Adviser for Chittagong Hill Tracts Affairs
- In office 11 August 2024 – 17 February 2026
- President: Mohammed Shahabuddin
- Chief Adviser: Muhammad Yunus
- Preceded by: Bir Bahadur Ushwe Sing
- Succeeded by: Dipen Dewan

Ambassador of Bangladesh to Mexico
- In office 6 December 2014 – 29 August 2021
- President: Mohammad Abdul Hamid
- Preceded by: M. Fazlul Karim
- Succeeded by: Abida Islam

Personal details
- Born: 1961 (age 64–65) Khagrachhari, East Pakistan
- Party: Independent
- Education: University of Dhaka
- Profession: Diplomat

= Supradip Chakma =

Bangladeshi political adviser

Supradip Chakma (𑄥𑄪𑄛𑄳𑄢𑄧𑄘𑄨𑄛𑄴 𑄌𑄋𑄴𑄟; সুপ্রদীপ চাকমা; born 1961) is a Bangladeshi civil servant.

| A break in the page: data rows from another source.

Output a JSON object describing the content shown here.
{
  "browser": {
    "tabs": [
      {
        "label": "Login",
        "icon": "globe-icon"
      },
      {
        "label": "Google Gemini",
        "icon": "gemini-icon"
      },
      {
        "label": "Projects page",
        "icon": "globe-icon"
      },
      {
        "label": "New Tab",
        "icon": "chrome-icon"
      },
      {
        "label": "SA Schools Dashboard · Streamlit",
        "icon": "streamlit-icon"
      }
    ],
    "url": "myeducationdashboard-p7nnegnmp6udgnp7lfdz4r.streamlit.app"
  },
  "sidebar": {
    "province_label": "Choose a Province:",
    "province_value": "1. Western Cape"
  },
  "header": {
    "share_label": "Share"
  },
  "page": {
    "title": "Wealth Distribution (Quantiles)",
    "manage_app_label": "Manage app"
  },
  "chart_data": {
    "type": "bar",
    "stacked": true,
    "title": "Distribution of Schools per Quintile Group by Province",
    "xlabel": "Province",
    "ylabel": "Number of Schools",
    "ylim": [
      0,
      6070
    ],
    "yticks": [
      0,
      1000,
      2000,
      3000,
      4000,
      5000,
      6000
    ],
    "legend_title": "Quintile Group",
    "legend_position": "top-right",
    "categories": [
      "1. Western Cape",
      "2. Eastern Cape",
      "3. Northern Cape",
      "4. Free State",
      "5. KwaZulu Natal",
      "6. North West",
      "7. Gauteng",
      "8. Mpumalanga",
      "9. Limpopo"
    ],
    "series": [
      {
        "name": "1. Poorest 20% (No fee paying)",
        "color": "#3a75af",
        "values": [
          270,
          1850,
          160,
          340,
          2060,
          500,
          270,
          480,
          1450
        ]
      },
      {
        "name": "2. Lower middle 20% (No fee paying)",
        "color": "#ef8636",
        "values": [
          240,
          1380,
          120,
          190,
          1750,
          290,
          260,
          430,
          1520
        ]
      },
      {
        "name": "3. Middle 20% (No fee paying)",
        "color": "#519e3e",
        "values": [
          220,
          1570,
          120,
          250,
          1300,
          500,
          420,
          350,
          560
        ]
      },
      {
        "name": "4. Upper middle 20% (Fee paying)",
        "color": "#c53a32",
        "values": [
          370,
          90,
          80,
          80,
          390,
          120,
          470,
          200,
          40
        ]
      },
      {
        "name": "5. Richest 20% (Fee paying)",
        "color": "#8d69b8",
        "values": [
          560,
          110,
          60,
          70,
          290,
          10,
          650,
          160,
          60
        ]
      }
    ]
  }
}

He was an adviser to the Interim government of Bangladesh.
Chakma was born in 1961 in what is now Khagrachhari District (then in East Pakistan). He studied marketing at Dhaka University.

== Early life ==
Supradip Chakma was born in the Khagrachari Hill District. He completed his SSC from Khagrachari in 1977, HSC in 1979, and obtained his bachelor's degree in Marketing from the University of Dhaka in 1982, followed by a master's degree in 1983.

He is married to Nandita Chakma and they have two children.

== Career ==
He joined the foreign affairs cadre of the Bangladesh Civil Service in 1985. He was ambassador to Vietnam until 2014, when he was made ambassador to Mexico.

On 11 August 2024, Supradip and Bidhan Ranjan Roy took oath as the advisers of the interim government led by Muhammad Yunus. President Mohammed Shahabuddin administered their oath in the Durbar Hall of Bangabhaban. Hailing from the Chakma minority of the country, he is the only non-Bengali & the Buddhist member in the Interim government.